This is not the first time I've had issues with lightroom CC when traveling. I keep the catalog and the images on a portable hard drive, and when on shoots without internet connection bad things happen. this time the whole develop  module disappeared while off line, and when I got home all the edits I did in the field also went away, including the collections I set up. Also, LR does not recognize the images as duplicates when I upload additional new ones from my camera: it re uploads ALL the images regardless. (no, I do not change the file name on import).
What gives?
Alison


----------



## RobOK (Nov 13, 2017)

Are you talking all LRCC or using Classic at home?


----------



## AlisonTB (Nov 13, 2017)

I have Classic CC, but when traveling and off line, it looses tools.


----------



## Johan Elzenga (Nov 13, 2017)

AlisonTB said:


> I have Classic CC, but when traveling and off line, it looses tools.


Strange story. Lightroom Classic does not loose tools when it's offline. In fact, it only needs to be online once a month to check the validity of your license.

If you are offline too long, then your license will expire, but you will get several warnings before that happens. When you let your license expire nevertheless, the develop and map modules will indeed stop working. That is a known fact. I'm not sure how that looks in practise: They could be dimmed and not selectable, or disappear completely. But edits and collections should not disappear. When you import and have duplicates on the memory card, make sure that the option not to import those is checked at the top right of the import dialog.


----------



## AlisonTB (Nov 13, 2017)

yes I am aware of all that, and yet it still happens. I misspoke, however- it was not the develop module that disappeared it was the develop tools in the Basic exposure area of the Library. Plus the collections and edits I did. Not the first time, either.


----------



## Johan Elzenga (Nov 13, 2017)

Do you perhaps mean the Quick Develop block in the Library module? you can hide that by right-clicking anywhere in the title bar of a block. Perhaps that's what you did...

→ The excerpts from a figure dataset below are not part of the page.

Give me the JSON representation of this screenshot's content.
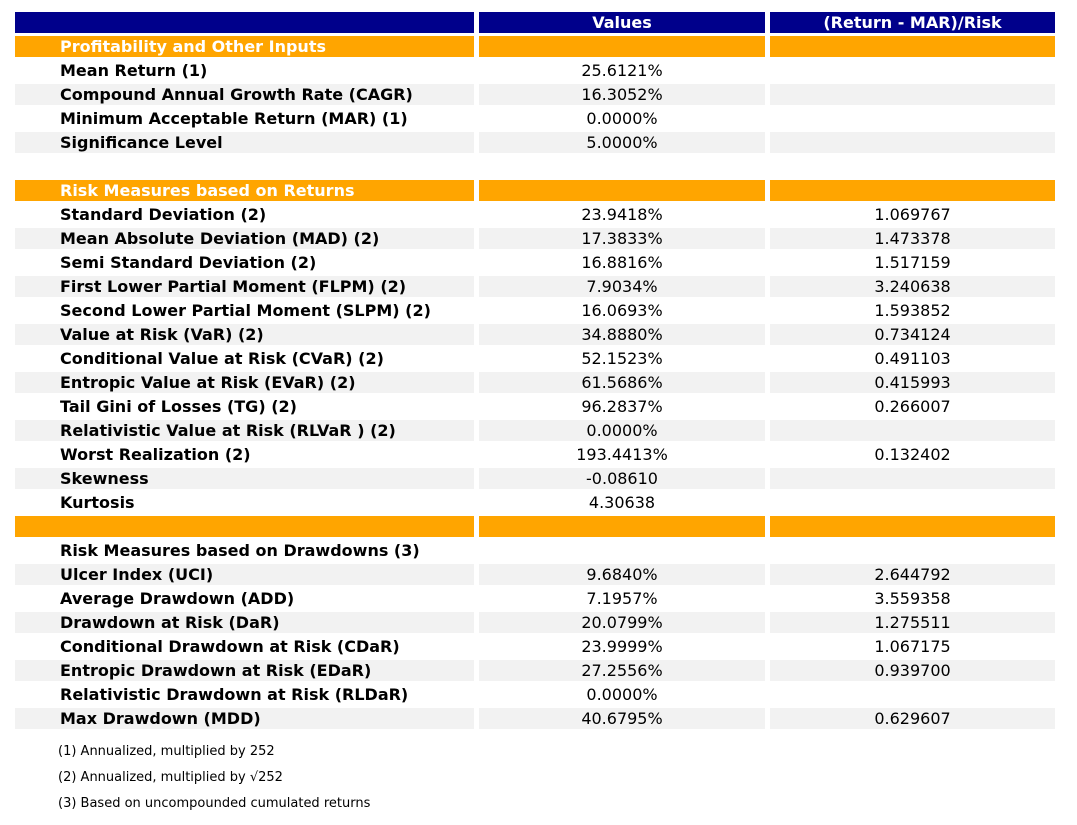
{
  "colors": {
    "header_bg": "#00008B",
    "section_bg": "#FFA500",
    "stripe_bg": "#F2F2F2",
    "header_text": "#FFFFFF"
  },
  "chart_data": {
    "type": "table",
    "title": "",
    "columns": [
      "",
      "Values",
      "(Return - MAR)/Risk"
    ],
    "rows": [
      {
        "kind": "section",
        "label": "Profitability and Other Inputs",
        "value": "",
        "ratio": ""
      },
      {
        "kind": "data",
        "label": "Mean Return (1)",
        "value": "25.6121%",
        "ratio": ""
      },
      {
        "kind": "data",
        "label": "Compound Annual Growth Rate (CAGR)",
        "value": "16.3052%",
        "ratio": ""
      },
      {
        "kind": "data",
        "label": "Minimum Acceptable Return (MAR) (1)",
        "value": "0.0000%",
        "ratio": ""
      },
      {
        "kind": "data",
        "label": "Significance Level",
        "value": "5.0000%",
        "ratio": ""
      },
      {
        "kind": "spacer",
        "label": "",
        "value": "",
        "ratio": ""
      },
      {
        "kind": "section",
        "label": "Risk Measures based on Returns",
        "value": "",
        "ratio": ""
      },
      {
        "kind": "data",
        "label": "Standard Deviation (2)",
        "value": "23.9418%",
        "ratio": "1.069767"
      },
      {
        "kind": "data",
        "label": "Mean Absolute Deviation (MAD) (2)",
        "value": "17.3833%",
        "ratio": "1.473378"
      },
      {
        "kind": "data",
        "label": "Semi Standard Deviation (2)",
        "value": "16.8816%",
        "ratio": "1.517159"
      },
      {
        "kind": "data",
        "label": "First Lower Partial Moment (FLPM) (2)",
        "value": "7.9034%",
        "ratio": "3.240638"
      },
      {
        "kind": "data",
        "label": "Second Lower Partial Moment (SLPM) (2)",
        "value": "16.0693%",
        "ratio": "1.593852"
      },
      {
        "kind": "data",
        "label": "Value at Risk (VaR) (2)",
        "value": "34.8880%",
        "ratio": "0.734124"
      },
      {
        "kind": "data",
        "label": "Conditional Value at Risk (CVaR) (2)",
        "value": "52.1523%",
        "ratio": "0.491103"
      },
      {
        "kind": "data",
        "label": "Entropic Value at Risk (EVaR) (2)",
        "value": "61.5686%",
        "ratio": "0.415993"
      },
      {
        "kind": "data",
        "label": "Tail Gini of Losses (TG) (2)",
        "value": "96.2837%",
        "ratio": "0.266007"
      },
      {
        "kind": "data",
        "label": "Relativistic Value at Risk (RLVaR ) (2)",
        "value": "0.0000%",
        "ratio": ""
      },
      {
        "kind": "data",
        "label": "Worst Realization (2)",
        "value": "193.4413%",
        "ratio": "0.132402"
      },
      {
        "kind": "data",
        "label": "Skewness",
        "value": "-0.08610",
        "ratio": ""
      },
      {
        "kind": "data",
        "label": "Kurtosis",
        "value": "4.30638",
        "ratio": ""
      },
      {
        "kind": "section",
        "label": "",
        "value": "",
        "ratio": ""
      },
      {
        "kind": "data",
        "label": "Risk Measures based on Drawdowns (3)",
        "value": "",
        "ratio": ""
      },
      {
        "kind": "data",
        "label": "Ulcer Index (UCI)",
        "value": "9.6840%",
        "ratio": "2.644792"
      },
      {
        "kind": "data",
        "label": "Average Drawdown (ADD)",
        "value": "7.1957%",
        "ratio": "3.559358"
      },
      {
        "kind": "data",
        "label": "Drawdown at Risk (DaR)",
        "value": "20.0799%",
        "ratio": "1.275511"
      },
      {
        "kind": "data",
        "label": "Conditional Drawdown at Risk (CDaR)",
        "value": "23.9999%",
        "ratio": "1.067175"
      },
      {
        "kind": "data",
        "label": "Entropic Drawdown at Risk (EDaR)",
        "value": "27.2556%",
        "ratio": "0.939700"
      },
      {
        "kind": "data",
        "label": "Relativistic Drawdown at Risk (RLDaR)",
        "value": "0.0000%",
        "ratio": ""
      },
      {
        "kind": "data",
        "label": "Max Drawdown (MDD)",
        "value": "40.6795%",
        "ratio": "0.629607"
      }
    ],
    "footnotes": [
      "(1) Annualized, multiplied by 252",
      "(2) Annualized, multiplied by √252",
      "(3) Based on uncompounded cumulated returns"
    ]
  }
}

And once again: collections and edits don't just disappear, or perhaps you mean the panels were hidden in the same way?...


----------



## Hal P Anderson (Nov 13, 2017)

If the Basic panel has disappeared, Ctrl-click on any of the panel headers on the right side of the Develop module and make sure Basic has a checkmark beside it. The same applies for the Collections panel on the Left side, if that's what you mean.


----------



## Johan Elzenga (Nov 13, 2017)

Or perhaps you mean that you pressed the TAB key and both panels disappeared completely?...


----------



## AlisonTB (Nov 13, 2017)

THANK YOU! I am sloppy with the keyboard... I will watch for it in the future in case thats what happened. Nothing else really makes sense, thank you!


----------